Policy Iteration for Stationary Discounted Hamilton--Jacobi--Bellman Equations: A Viscosity Approach
This work provides the first rigorous convergence analysis of PI for stationary HJB equations in the viscosity sense, addressing a fundamental ill-posedness issue for PDE-based optimal control.
Policy iteration (PI) is shown to be well-posed for stationary discounted HJB equations via a monotone semi-discrete scheme with artificial viscosity, achieving geometric convergence and a sharp O(√h) error bound, validated in 1D and 2D control problems.

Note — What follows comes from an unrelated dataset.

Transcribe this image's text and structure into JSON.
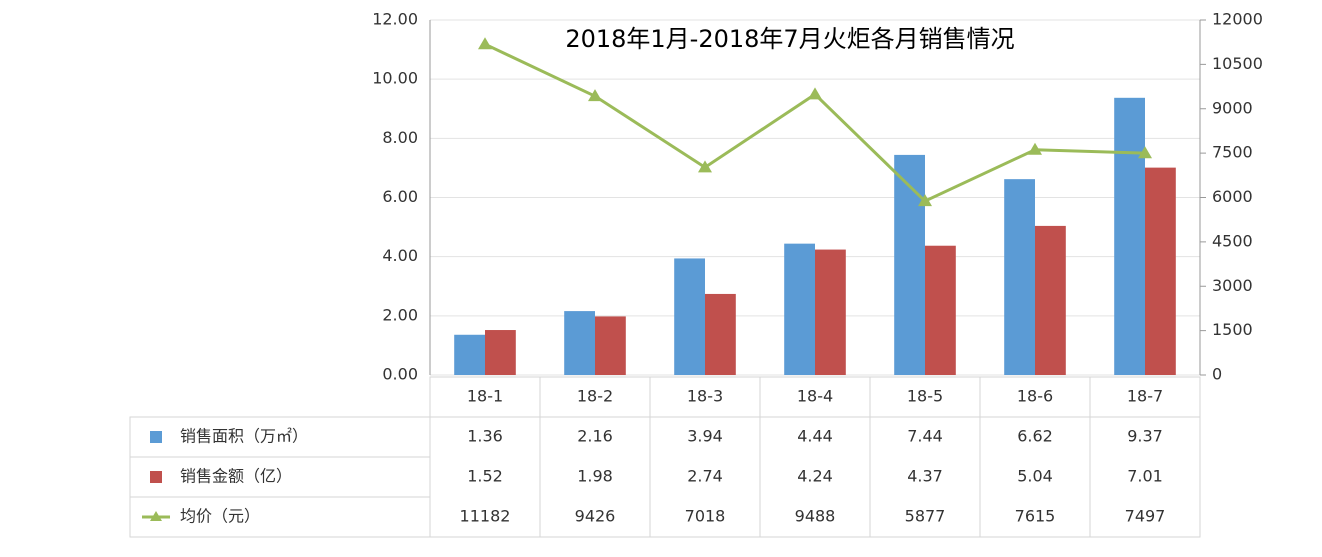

We study policy iteration (PI) for deterministic infinite-horizon discounted optimal control problems, whose value function is characterized by a stationary Hamilton--Jacobi--Bellman (HJB) equation. At the PDE level, PI is fundamentally ill-posed: the improvement step requires pointwise evaluation of $\nabla V$, which is not well defined for viscosity solutions, and thus the associated nonlinear operator cannot be interpreted in a stable functional sense. We develop a monotone semi-discrete formulation for the stationary discounted setting by introducing a space-discrete scheme with artificial viscosity of order $O(h)$. This regularization restores comparison, ensures monotonicity of the discrete operator, and yields a well-defined pointwise policy improvement via discrete gradients. Our analysis reveals a convergence mechanism fundamentally different from the finite-horizon case. For each fixed mesh size $h>0$, we prove that the semi-discrete PI sequence converges monotonically and geometrically to the unique discrete solution, where the contraction is induced by the resolvent structure of the discounted operator. We further establish the sharp vanishing-viscosity estimate $\|V^h - V\|_{L^\infty} \leq C\sqrt{h}$, and derive a quantitative error decomposition that separates policy iteration error from discretization error, exhibiting a nontrivial coupling between iteration count and mesh size. Numerical experiments in nonlinear one and two-dimensional control problems confirm the theoretical predictions, including geometric convergence and the characteristic decay-then-plateau behavior of the total error.